As the cold, autumnal air turned cheeks and noses red at a Sheffield primary school this week, some people might have questioned why lessons were being held outdoors.
There was certainly evidence of a runny nose or two. Hats and gloves were an essential requirement. And the teachers relished getting their freezing mitts on warm cup of coffee at break.
But one thing shone, even if the sun did not. And that was the smiles on the faces of these Year 2 children. They were outdoors, they were tackling engaging activities. And they were loving it.
The school in question was holding a Forest School session. No, a Forest School isn’t necessarily a school in the middle of a forest. It doesn’t have to be anywhere near one.
Any school can become a “Forest School” by getting staff trained in methods of outdoor learning that embrace the whole curriculum and provide a platform to move forward teaching in a stimulating fashion.
Schools give a vastly different emphasis to outdoor learning. Some schools don’t really engage with it at all, while some try to do as much as they can with the resources they have.
Others, however, have thrown their heart and soul into it, providing six or seven full days of outdoor learning.
English and maths lessons are built into this outdoor study, along with science and humanities topics. The ways the curriculum is integrated with the outdoors is innovative in many cases.
With Sheffield marketing itself as the outdoor city, it was delightful to be a part of such a fun and challenging day out of the classroom. In this case the children used the school grounds to learn about trees and nature, but other days might include a trip to the countryside or maybe a local wood.

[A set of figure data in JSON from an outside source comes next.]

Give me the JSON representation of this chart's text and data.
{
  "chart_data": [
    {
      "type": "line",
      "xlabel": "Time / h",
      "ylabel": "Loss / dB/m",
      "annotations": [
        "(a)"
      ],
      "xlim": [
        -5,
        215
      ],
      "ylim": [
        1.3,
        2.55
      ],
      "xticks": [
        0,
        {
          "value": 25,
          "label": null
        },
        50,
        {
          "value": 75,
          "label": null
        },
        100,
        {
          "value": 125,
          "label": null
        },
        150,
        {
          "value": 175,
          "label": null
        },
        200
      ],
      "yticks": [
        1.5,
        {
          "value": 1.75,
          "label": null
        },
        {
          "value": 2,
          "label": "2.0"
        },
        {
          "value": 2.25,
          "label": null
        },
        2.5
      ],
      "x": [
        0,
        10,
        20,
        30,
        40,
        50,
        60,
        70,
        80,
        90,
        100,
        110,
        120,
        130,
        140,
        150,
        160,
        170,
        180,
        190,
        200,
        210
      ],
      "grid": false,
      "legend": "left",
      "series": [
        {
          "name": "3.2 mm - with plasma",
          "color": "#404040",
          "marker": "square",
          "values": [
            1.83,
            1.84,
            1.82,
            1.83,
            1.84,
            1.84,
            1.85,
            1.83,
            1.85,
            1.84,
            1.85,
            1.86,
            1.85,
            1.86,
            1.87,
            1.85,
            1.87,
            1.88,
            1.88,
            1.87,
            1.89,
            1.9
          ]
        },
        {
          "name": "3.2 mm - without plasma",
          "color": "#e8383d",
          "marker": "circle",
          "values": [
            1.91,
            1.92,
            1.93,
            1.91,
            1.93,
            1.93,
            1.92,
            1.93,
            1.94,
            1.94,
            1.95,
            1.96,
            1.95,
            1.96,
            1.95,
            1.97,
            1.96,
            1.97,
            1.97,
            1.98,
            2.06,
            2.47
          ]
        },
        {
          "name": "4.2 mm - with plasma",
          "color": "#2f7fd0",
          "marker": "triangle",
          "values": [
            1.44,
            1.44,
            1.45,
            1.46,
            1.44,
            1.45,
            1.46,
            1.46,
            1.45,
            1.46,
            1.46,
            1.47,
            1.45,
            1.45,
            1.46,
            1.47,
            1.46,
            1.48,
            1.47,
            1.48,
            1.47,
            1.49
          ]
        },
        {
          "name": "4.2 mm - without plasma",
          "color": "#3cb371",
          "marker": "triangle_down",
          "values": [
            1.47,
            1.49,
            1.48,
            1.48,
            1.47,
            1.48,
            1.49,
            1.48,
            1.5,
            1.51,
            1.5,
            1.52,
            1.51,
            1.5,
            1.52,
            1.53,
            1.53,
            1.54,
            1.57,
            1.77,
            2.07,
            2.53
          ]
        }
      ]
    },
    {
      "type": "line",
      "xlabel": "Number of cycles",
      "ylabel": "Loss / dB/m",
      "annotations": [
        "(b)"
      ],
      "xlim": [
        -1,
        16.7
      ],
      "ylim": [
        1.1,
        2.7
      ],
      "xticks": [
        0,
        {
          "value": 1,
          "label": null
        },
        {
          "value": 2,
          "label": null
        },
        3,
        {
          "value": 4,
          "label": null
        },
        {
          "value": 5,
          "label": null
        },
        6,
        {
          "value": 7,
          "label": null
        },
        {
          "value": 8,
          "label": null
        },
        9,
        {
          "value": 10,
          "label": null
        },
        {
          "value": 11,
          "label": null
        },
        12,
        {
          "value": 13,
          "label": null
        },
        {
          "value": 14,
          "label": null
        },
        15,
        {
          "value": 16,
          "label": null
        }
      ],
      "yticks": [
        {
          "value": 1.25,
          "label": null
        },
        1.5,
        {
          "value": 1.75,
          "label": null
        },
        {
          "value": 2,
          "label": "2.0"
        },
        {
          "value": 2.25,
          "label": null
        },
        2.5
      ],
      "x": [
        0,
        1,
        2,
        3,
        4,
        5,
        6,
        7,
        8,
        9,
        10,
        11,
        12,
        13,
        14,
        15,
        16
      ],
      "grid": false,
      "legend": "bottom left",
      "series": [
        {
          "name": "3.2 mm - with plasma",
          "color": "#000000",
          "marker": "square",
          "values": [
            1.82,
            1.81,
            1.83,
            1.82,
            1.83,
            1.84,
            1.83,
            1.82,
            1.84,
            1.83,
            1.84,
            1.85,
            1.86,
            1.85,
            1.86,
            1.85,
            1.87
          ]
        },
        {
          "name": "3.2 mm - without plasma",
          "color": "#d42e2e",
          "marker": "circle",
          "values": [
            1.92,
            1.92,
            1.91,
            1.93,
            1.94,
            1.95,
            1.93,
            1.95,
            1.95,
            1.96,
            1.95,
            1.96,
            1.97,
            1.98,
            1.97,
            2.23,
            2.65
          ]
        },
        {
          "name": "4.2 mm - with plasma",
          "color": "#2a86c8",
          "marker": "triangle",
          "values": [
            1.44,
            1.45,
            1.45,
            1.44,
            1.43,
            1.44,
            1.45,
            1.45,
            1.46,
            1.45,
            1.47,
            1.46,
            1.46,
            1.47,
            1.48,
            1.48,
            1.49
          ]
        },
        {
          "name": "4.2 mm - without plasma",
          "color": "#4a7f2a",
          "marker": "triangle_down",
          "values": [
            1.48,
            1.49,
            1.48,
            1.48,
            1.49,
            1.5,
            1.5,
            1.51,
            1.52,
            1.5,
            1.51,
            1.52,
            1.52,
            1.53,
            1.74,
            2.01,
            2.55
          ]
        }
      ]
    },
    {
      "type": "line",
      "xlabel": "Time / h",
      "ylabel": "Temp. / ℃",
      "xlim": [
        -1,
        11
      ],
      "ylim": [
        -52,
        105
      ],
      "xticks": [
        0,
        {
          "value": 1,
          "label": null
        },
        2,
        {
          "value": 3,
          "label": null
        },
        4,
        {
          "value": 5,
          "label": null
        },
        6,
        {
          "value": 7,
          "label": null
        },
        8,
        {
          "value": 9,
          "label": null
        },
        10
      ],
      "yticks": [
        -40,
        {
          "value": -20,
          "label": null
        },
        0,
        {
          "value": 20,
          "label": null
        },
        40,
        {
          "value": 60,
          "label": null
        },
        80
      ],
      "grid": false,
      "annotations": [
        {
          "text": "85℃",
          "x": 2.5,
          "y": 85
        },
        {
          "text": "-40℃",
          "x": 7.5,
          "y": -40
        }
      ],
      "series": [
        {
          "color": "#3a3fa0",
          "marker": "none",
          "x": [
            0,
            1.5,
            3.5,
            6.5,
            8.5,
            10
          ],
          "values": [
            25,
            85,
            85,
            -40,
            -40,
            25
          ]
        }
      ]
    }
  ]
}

The key thing is to get outdoors. Our city and its environs are on the holiday map for people wanting to enjoy hiking and climbing and so it’s important we share our greatest asset with young people. Investing time to allow them to enjoy nature and learn about its value is not only going to increase happiness in schools but it could also have a longer-term impact on safeguarding our city’s unique selling point and promoting Sheffield as the best outdoors destination.
How encouraging to discover Sheffield and Rotherham Wildlife Trusts are aiming to create a woodland shelter at Greno Woods that may be used as an outdoor learning environment.
A range of activities are already available there to engage children at South Yorkshire schools and plans are in place to develop that provision even further.
Schools on the edge of the city have countryside they can access easily and others with large playing grounds are also at an advantage. But there are many inner-city schools in Sheffield and some do not have any natural grass. For these schools, it is vital that provision is made that allows classes to get to an established location for an organised day’s learning.
We should be thankful for work done in this area by the council, Wildlife Trusts, the National Trust and others.
Sadly, the emphasis given to outdoor learning seems to tail off the older children get.
Parents often send their children into Year 1 and see nature exploration as a key part of the curriculum. Moving into Key Stage 2, the opportunities tend to be cut as SATs become the focus.
At secondary schools, few have heard of Forest School. Shorter lessons and timetabling pressures mean there is rarely the chance to take children away from the confines of the classroom.
The luxury of time in the countryside is something that schools might limit to a residential in Year 8 and consider the box ticked.
But headteachers have a valuable – and free – resource that this city offers. It’s called the surrounding countryside. It’s the greenbelt. It’s the Peak District National Park.
It’s something that can boost the emotional and spiritual wellbeing of our young people. It’s a teaching tool that should be used more often throughout a child’s journey along the school system.